Cannot get CUDA to work

Sorry the swearing but HOLY ■■■■ I MADE IT TO WORK OMFGGGGGG (I’M SO HAPPY //>w<// )

Ok so… I went to Yast and removed EVERYTHING related to NVIDIA, every fricking thing. No need to remove the NVIDIA repository. Reboot.
Next, i installed the drivers with the recommended command from the Wiki + the driver and firmware.

sudo zypper install-new-recommends --repo NVIDIA:repo-non-free
sudo zypper in nvidia-drivers-G06 kernel-firmware-nvidia-gspx-G06

Reboot, enroll the keys.
Done. Just that. No .run file needed.

I don’t know how that worked. Bu for record, i’ve before that tried to just import the Leap repository and install the drivers and CUDA libraries ignoring file conflicts, but without sucess, so i later uninstalled everything and removed the repositories.

FINALLY AAAAAAAAA
OptiX is also detectable (but Blender crashes as on Windows).
Now, AMD HIP is the next…

Awww cmon, i had to reboot because the suspend glitch the NVIDIA drivers does (freezes the system) and now it isn’t working anymore. ¿WHY?

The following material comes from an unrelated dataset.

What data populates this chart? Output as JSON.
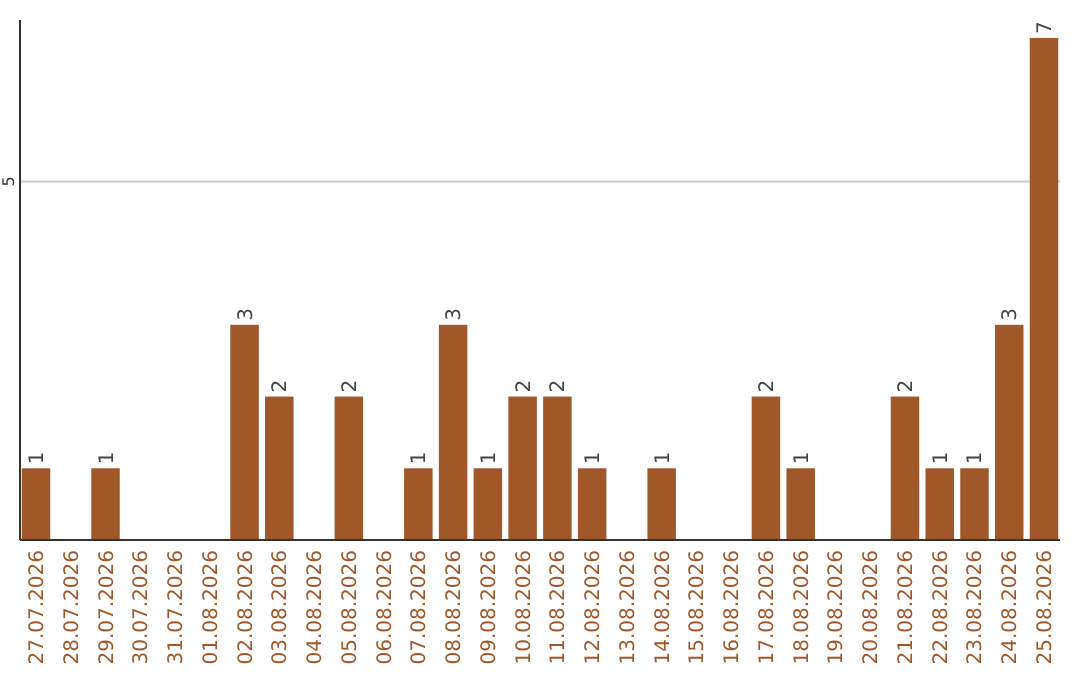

@JoseskVolpe check the output from journalctl -b Are you running Xorg or Wayland? Did the likes of suse-prime get installed?

There’s nothing relevant to NVIDIA nor CUDA

Wayland, and the time it was working i was using Wayland aswell.

No.
But cmon, it was working TwT

@JoseskVolpe So is the nvidia driver loaded?
/sbin/lspci -nnk | grep -EA3 "VGA|Display|3D"

Has nouveau been blacklisted?
/sbin/modprobe -c | grep -E "blacklist nouveau"

Does the nvidia driver match the running kernel?
/sbin/modinfo nvidia | grep filename
uname -a

Check wayland is actually running
echo $XDG_SESSION_TYPE

Check suse-prime is not installed (It has a habit of that for dual graphics…)
zypper se suse-prime

So you went into windows and tested blender, it crashed, then you booted back into Tumbleweed and nvidia not working?

Yes

Yes

Yes

Yes

Not installed

I made it to work in Tumbleweed, switched to OptiX then it crashed, so i switched back to CUDA. I took the power plug off to move the laptop but it had frozen during the suspension after i closed the lid so i had to reboot (NVIDIA driver and their power management are crappy), plugged it back in and CUDA wasn’t working anymore.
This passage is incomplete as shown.